Cheng Xu: „eine kontinuierliche Entwicklung ist notwendig“
02.05.2024 Lightweight Trend Druckgussprozess Interview

Cheng Xu: „eine kontinuierliche Entwicklung ist notwendig“

Megacasting hat Potential, da scheint sich die Druckgussbranche einig. Auch, dass sich insbesondere der chinesische Markt schnell entwickelt, geht an den europäischen Automobilherstellern nicht vorbei. In einem Interview spricht Cheng Xu, Chief Engineer of Casting von Chongqing Millison, über den intensiven Wettbewerb in China, die prozessbezogenen Herausforderungen sowie die Ausweitung der industriellen Nutzung der Technologie.

Cheng Xu steht vor Druckgussteilen.
Ihr Unternehmen nutzt Megacasting zur Herstellung von Fahrzeugen. Seit wann, für welche Komponenten und welche Modelle? 

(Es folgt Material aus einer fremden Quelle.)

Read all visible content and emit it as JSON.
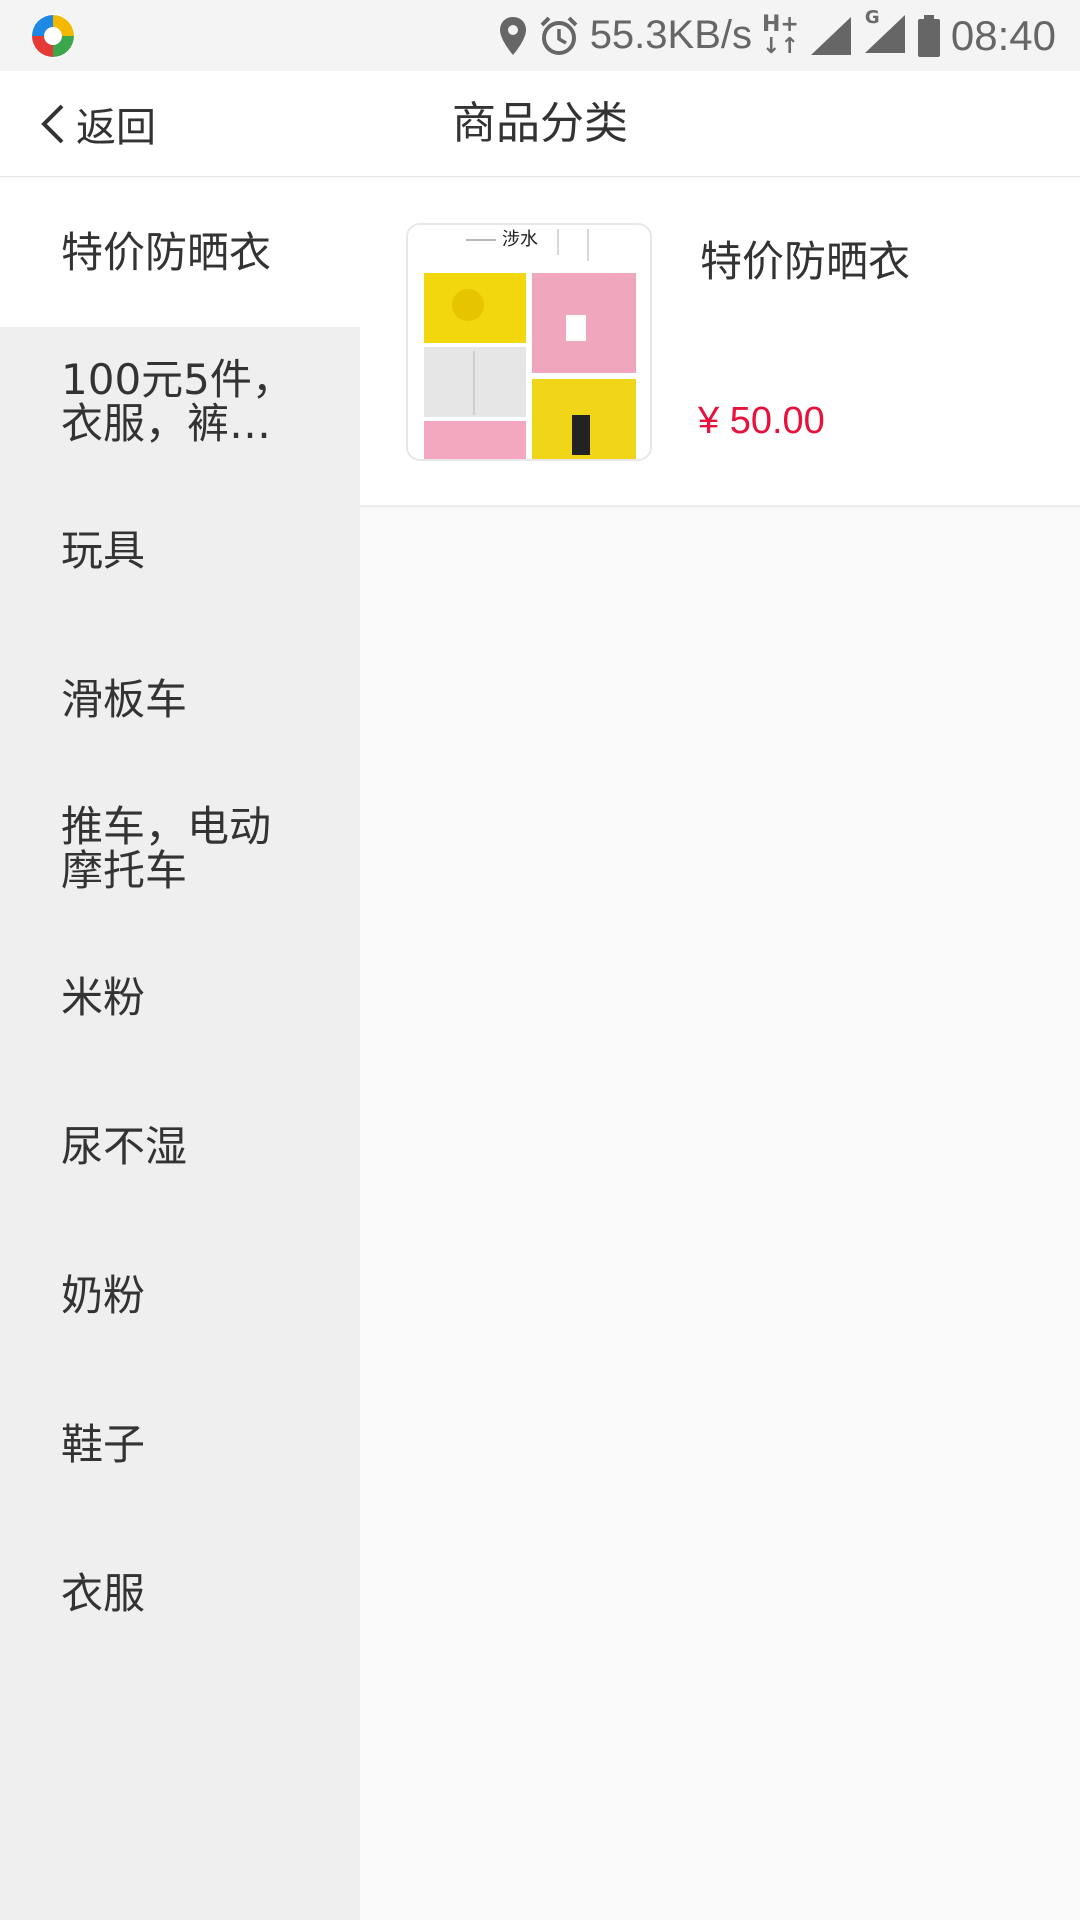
{
  "status_bar": {
    "speed": "55.3KB/s",
    "net_type_top": "H+",
    "net_type_g": "G",
    "time": "08:40",
    "icons": [
      "location-icon",
      "alarm-icon",
      "data-arrows-icon",
      "signal-icon",
      "signal-g-icon",
      "battery-icon"
    ]
  },
  "header": {
    "back_label": "返回",
    "title": "商品分类"
  },
  "sidebar": {
    "items": [
      {
        "label": "特价防晒衣",
        "active": true
      },
      {
        "label": "100元5件，衣服，裤子..."
      },
      {
        "label": "玩具"
      },
      {
        "label": "滑板车"
      },
      {
        "label": "推车，电动摩托车"
      },
      {
        "label": "米粉"
      },
      {
        "label": "尿不湿"
      },
      {
        "label": "奶粉"
      },
      {
        "label": "鞋子"
      },
      {
        "label": "衣服"
      }
    ]
  },
  "product": {
    "name": "特价防晒衣",
    "price": "¥ 50.00",
    "thumb_caption": "涉水"
  },
  "colors": {
    "price": "#e8113b",
    "sidebar_bg": "#efefef",
    "content_bg": "#f9f9f9"
  }
}
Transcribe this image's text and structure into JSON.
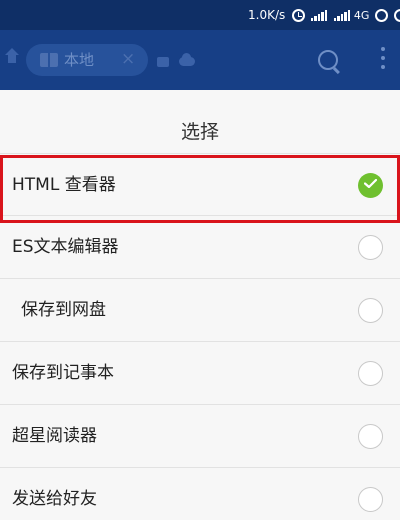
{
  "status_bar": {
    "network_speed": "1.0K/s",
    "network_type": "4G",
    "icons": [
      "alarm-icon",
      "signal-icon",
      "signal-icon",
      "sync-icon",
      "battery-icon"
    ]
  },
  "app_bar": {
    "tab_label": "本地",
    "tab_close": "×",
    "icons": [
      "home-icon",
      "book-icon",
      "close-icon",
      "window-icon",
      "cloud-icon",
      "search-icon",
      "more-icon"
    ]
  },
  "dialog": {
    "title": "选择",
    "options": [
      {
        "label": "HTML 查看器",
        "selected": true
      },
      {
        "label": "ES文本编辑器",
        "selected": false
      },
      {
        "label": "保存到网盘",
        "selected": false
      },
      {
        "label": "保存到记事本",
        "selected": false
      },
      {
        "label": "超星阅读器",
        "selected": false
      },
      {
        "label": "发送给好友",
        "selected": false
      }
    ]
  },
  "colors": {
    "status_bar": "#0f2f66",
    "app_bar": "#173f86",
    "check": "#6fc02f",
    "highlight": "#d9141c"
  }
}
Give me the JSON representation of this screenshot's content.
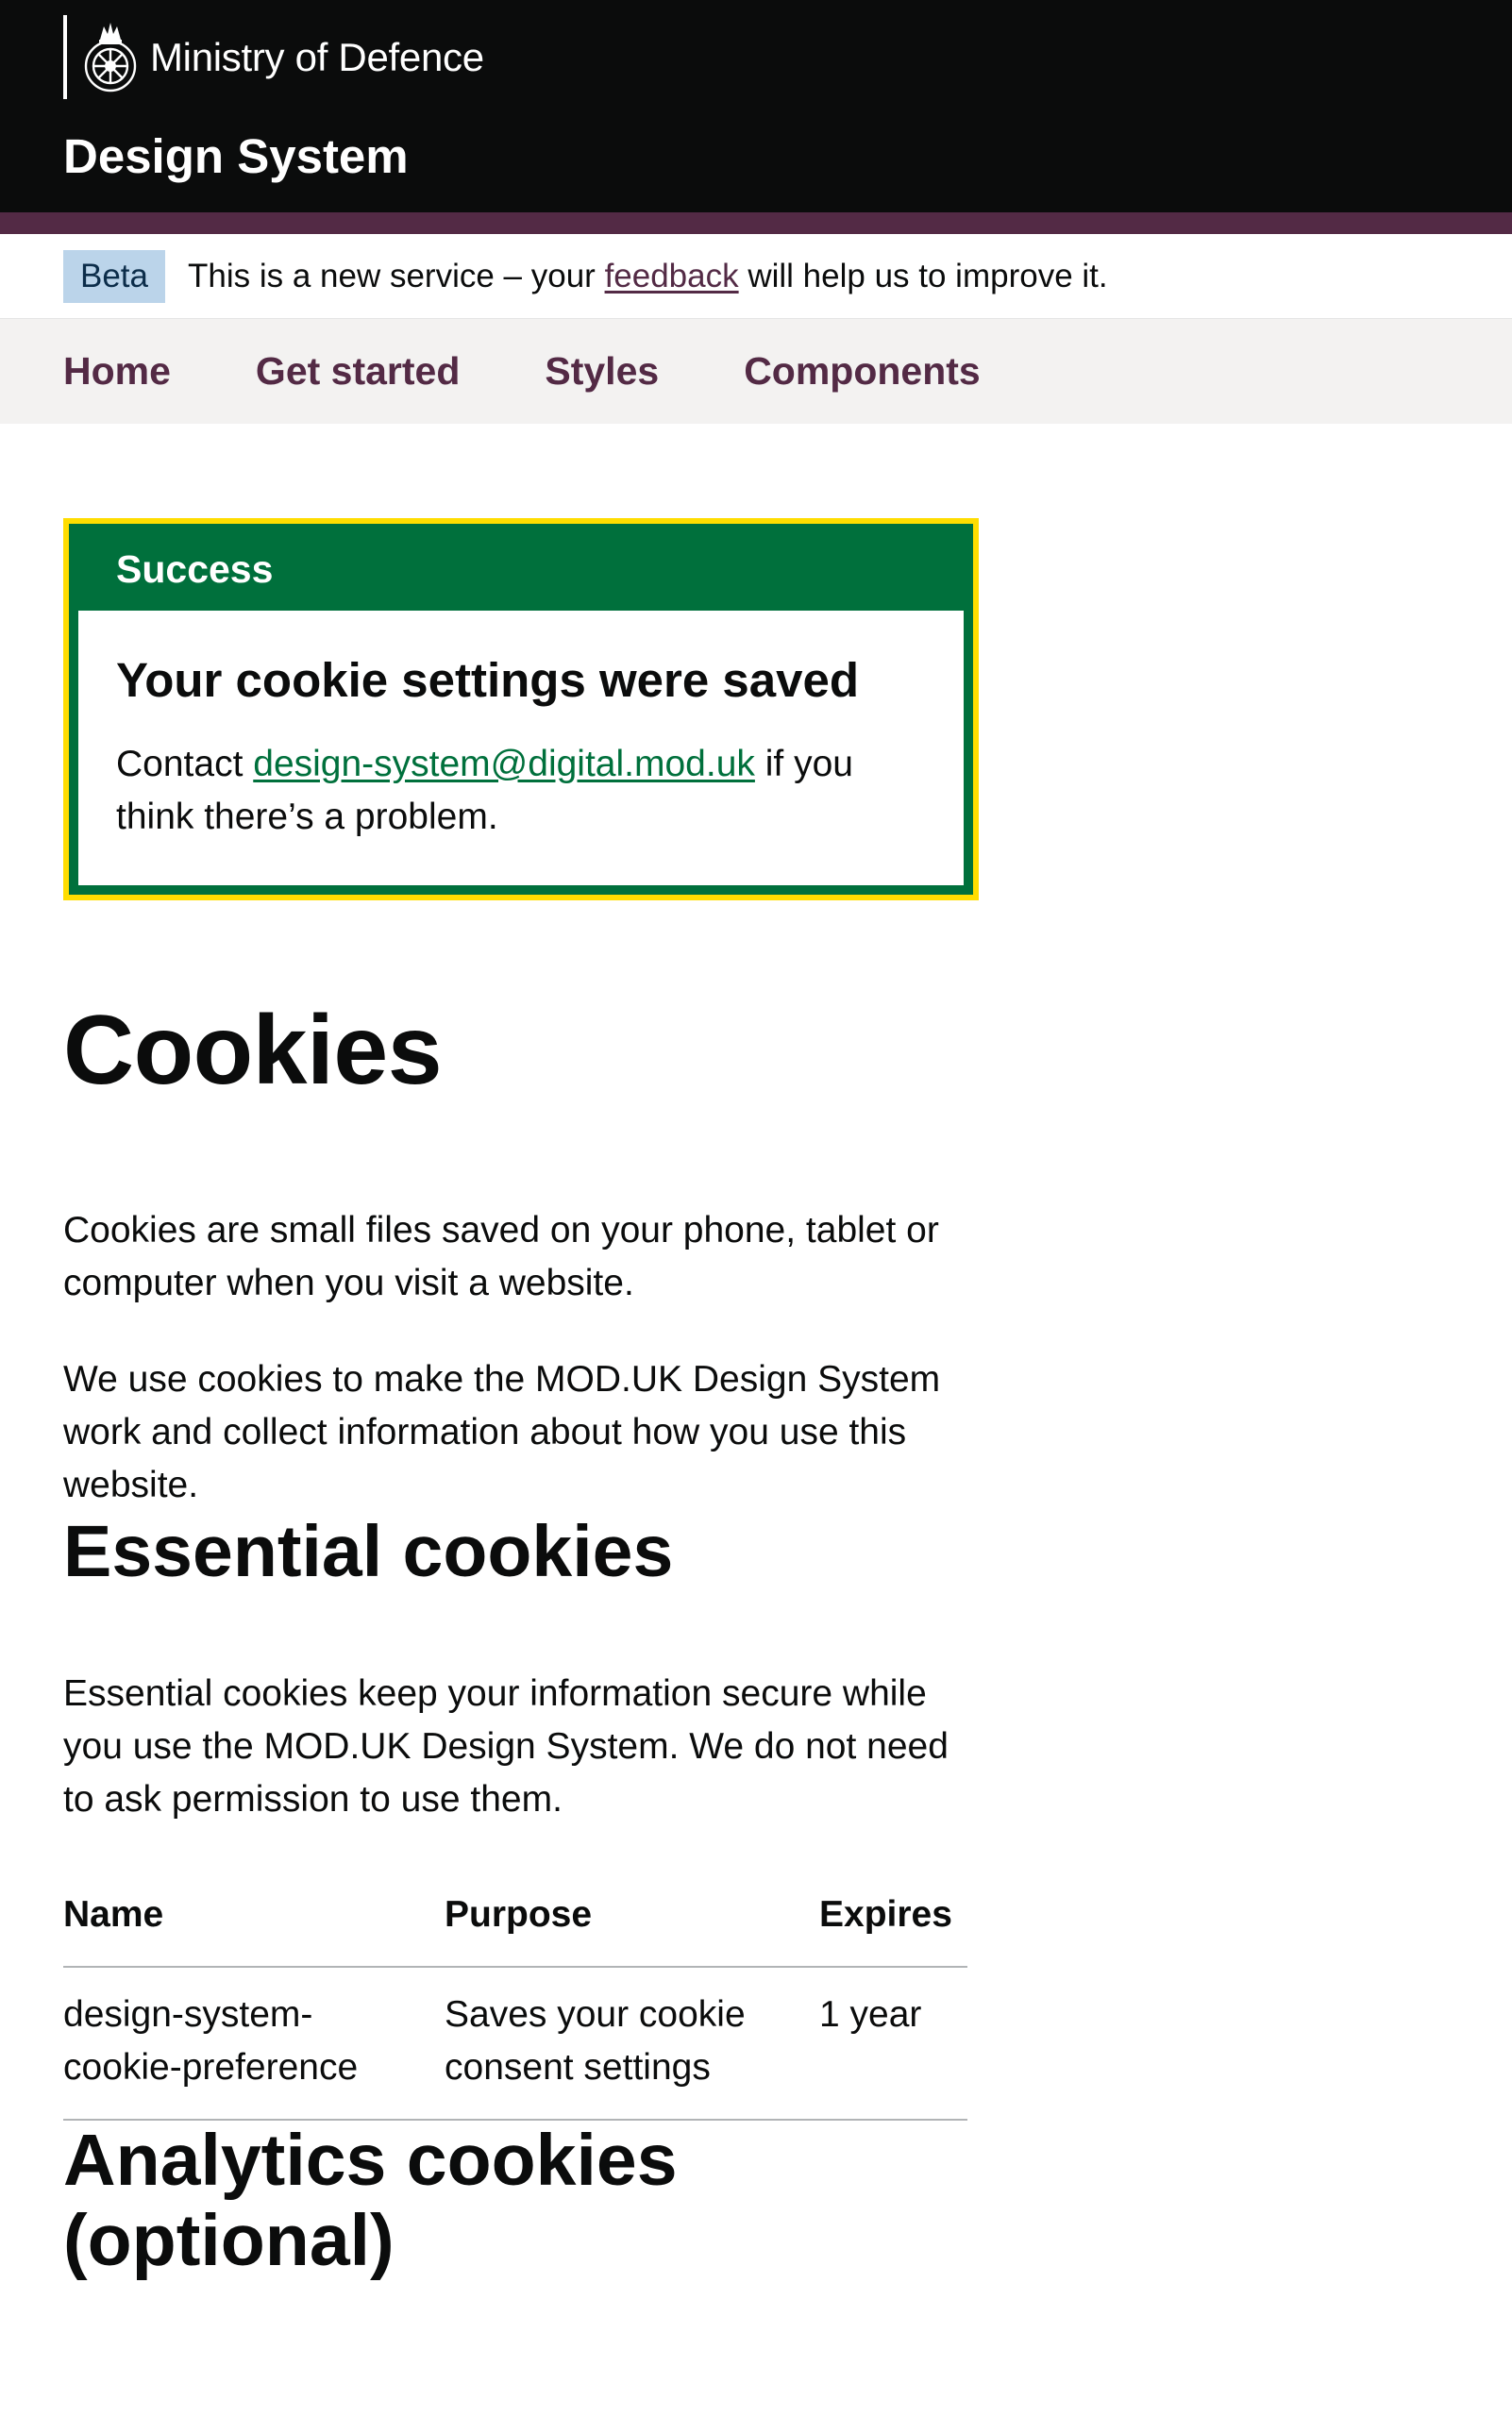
{
  "header": {
    "org_name": "Ministry of Defence",
    "service_name": "Design System",
    "crest_icon": "mod-crest-icon"
  },
  "phase_banner": {
    "tag": "Beta",
    "text_before": "This is a new service – your ",
    "link": "feedback",
    "text_after": " will help us to improve it."
  },
  "nav": {
    "items": [
      {
        "label": "Home"
      },
      {
        "label": "Get started"
      },
      {
        "label": "Styles"
      },
      {
        "label": "Components"
      }
    ]
  },
  "notification": {
    "title": "Success",
    "heading": "Your cookie settings were saved",
    "text_before": "Contact ",
    "link": "design-system@digital.mod.uk",
    "text_after": " if you think there’s a problem."
  },
  "main": {
    "title": "Cookies",
    "intro_1": "Cookies are small files saved on your phone, tablet or computer when you visit a website.",
    "intro_2": "We use cookies to make the MOD.UK Design System work and collect information about how you use this website.",
    "essential_heading": "Essential cookies",
    "essential_text": "Essential cookies keep your information secure while you use the MOD.UK Design System. We do not need to ask permission to use them.",
    "table": {
      "headers": [
        "Name",
        "Purpose",
        "Expires"
      ],
      "rows": [
        [
          "design-system-cookie-preference",
          "Saves your cookie consent settings",
          "1 year"
        ]
      ]
    },
    "analytics_heading": "Analytics cookies (optional)"
  },
  "colors": {
    "header_bg": "#0b0c0c",
    "brand_stripe": "#532a45",
    "nav_bg": "#f3f2f1",
    "success_green": "#00703c",
    "focus_yellow": "#ffdd00",
    "beta_tag_bg": "#bbd4ea"
  }
}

Cheng Xu: Millison begann 2019 mit Voruntersuchungen zu Ausrüstung und Formparametern. Im April 2022 wurde eine Testform mit einem Gewicht von 8.800 Tonnen hergestellt, die zu einer erfolgreichen ersten Musterlieferung führte. Im November 2022 wurde offiziell mit der Massenproduktion begonnen und im Februar 2023 lief die Massenproduktion auf einer Maschine von 7.000 Tonnen Schließkraft offiziell an.

Wir setzen diese Technologie für die Herstellung von Strukturbauteilen in E-Fahrzeugen ein, zum Beispiel für die vordere Kabine, den hinteren Boden, die Batterieträger usw. Zu den bemerkenswerten Anwendungen gehören die E-Fahrzeugmodelle ES8 und ET5 von Nio sowie Strukturkomponenten für einige renommierte traditionelle europäische Automobilunternehmen. 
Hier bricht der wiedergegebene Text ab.